8. Diagnosed other malignant tumors or had a history of other malignant tumors in last 5
years, except for skin basal cell carcinoma, cervical carcinoma in situ and breast
ductal carcinoma in situ which have been effectively controlled;

9. Recent active digestive diseases such as duodenal ulcer, ulcerative colitis, ileitis,
intestinal perforation, intestinal fistula, or other conditions that may cause
gastrointestinal bleeding or perforation as the researchers may prescribe.

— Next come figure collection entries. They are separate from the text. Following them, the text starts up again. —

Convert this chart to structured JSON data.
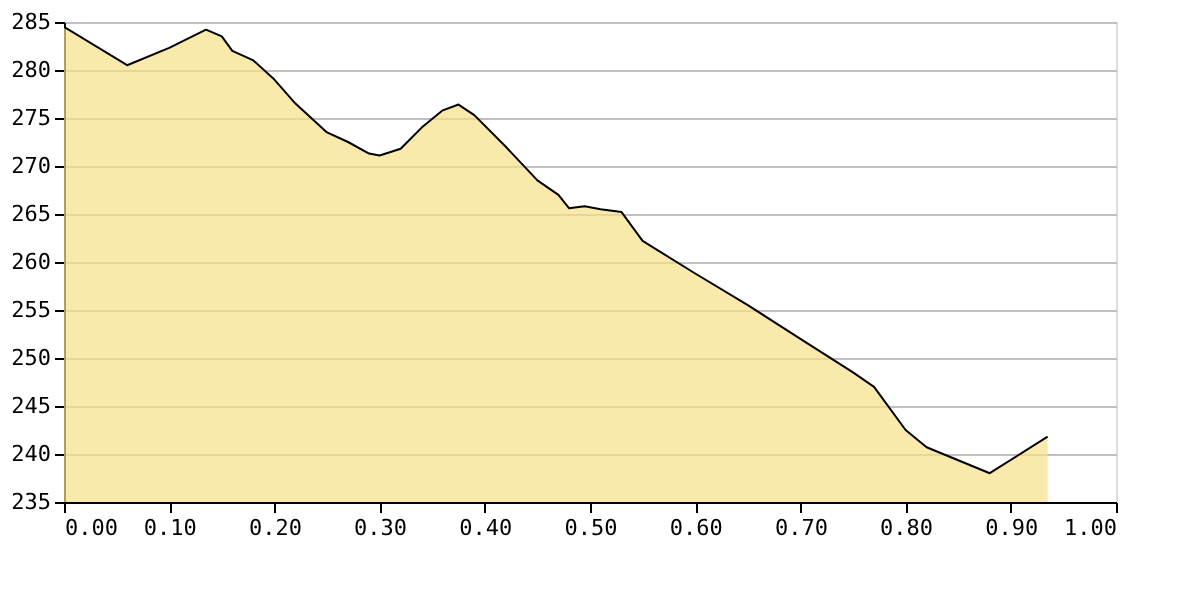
{
  "chart_data": {
    "type": "area",
    "color": "#f6e189",
    "x": [
      0,
      0.06,
      0.1,
      0.135,
      0.15,
      0.16,
      0.18,
      0.2,
      0.22,
      0.25,
      0.27,
      0.29,
      0.3,
      0.32,
      0.34,
      0.36,
      0.375,
      0.39,
      0.42,
      0.45,
      0.47,
      0.48,
      0.495,
      0.51,
      0.53,
      0.55,
      0.6,
      0.65,
      0.7,
      0.75,
      0.77,
      0.8,
      0.82,
      0.88,
      0.935
    ],
    "values": [
      284.5,
      280.5,
      282.3,
      284.2,
      283.5,
      282,
      281,
      279,
      276.5,
      273.5,
      272.5,
      271.3,
      271.1,
      271.8,
      274,
      275.8,
      276.4,
      275.3,
      272,
      268.5,
      267,
      265.6,
      265.8,
      265.5,
      265.2,
      262.2,
      258.8,
      255.5,
      252,
      248.5,
      247,
      242.5,
      240.7,
      238,
      241.8
    ],
    "xlim": [
      0,
      1
    ],
    "ylim": [
      235,
      285
    ],
    "xticks": [
      {
        "value": 0,
        "label": "0.00"
      },
      {
        "value": 0.1,
        "label": "0.10"
      },
      {
        "value": 0.2,
        "label": "0.20"
      },
      {
        "value": 0.3,
        "label": "0.30"
      },
      {
        "value": 0.4,
        "label": "0.40"
      },
      {
        "value": 0.5,
        "label": "0.50"
      },
      {
        "value": 0.6,
        "label": "0.60"
      },
      {
        "value": 0.7,
        "label": "0.70"
      },
      {
        "value": 0.8,
        "label": "0.80"
      },
      {
        "value": 0.9,
        "label": "0.90"
      },
      {
        "value": 1,
        "label": "1.00"
      }
    ],
    "yticks": [
      235,
      240,
      245,
      250,
      255,
      260,
      265,
      270,
      275,
      280,
      285
    ],
    "grid": "y"
  }
}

Or
refractory nausea and vomiting, chronic gastrointestinal diseases, inability to
swallow the formulated product, or previous significant bowel resection that would
preclude adequate absorption of IP;

10. Any evidence of severe or uncontrolled systemic diseases, including uncontrolled
hypertension, active bleeding diatheses, and active infection, which in the
Investigator's opinion makes it undesirable for the patient to participate in the
trial;

11. Past medical history of Interstitial Lung Disease (ILD), drug-induced Interstitial
Lung Disease, radiation pneumonitis that required steroid treatment, or any evidence
of clinically active Interstitial Lung Disease;

12. Any evidence of known corneal injury;

13. Inadequate bone marrow reserve or organ function;

14. QT prolongation or any clinically important abnormalities in rhythm or heart function;

15. Patients who may have poor compliance with the research procedures and requirements,
etc., as judged by investigators;

16. Pregnancy or lactation;

17. Patients who have had allogeneic bone marrow transplantation or received blood
transfusion within 120 days prior to genetic sample collection.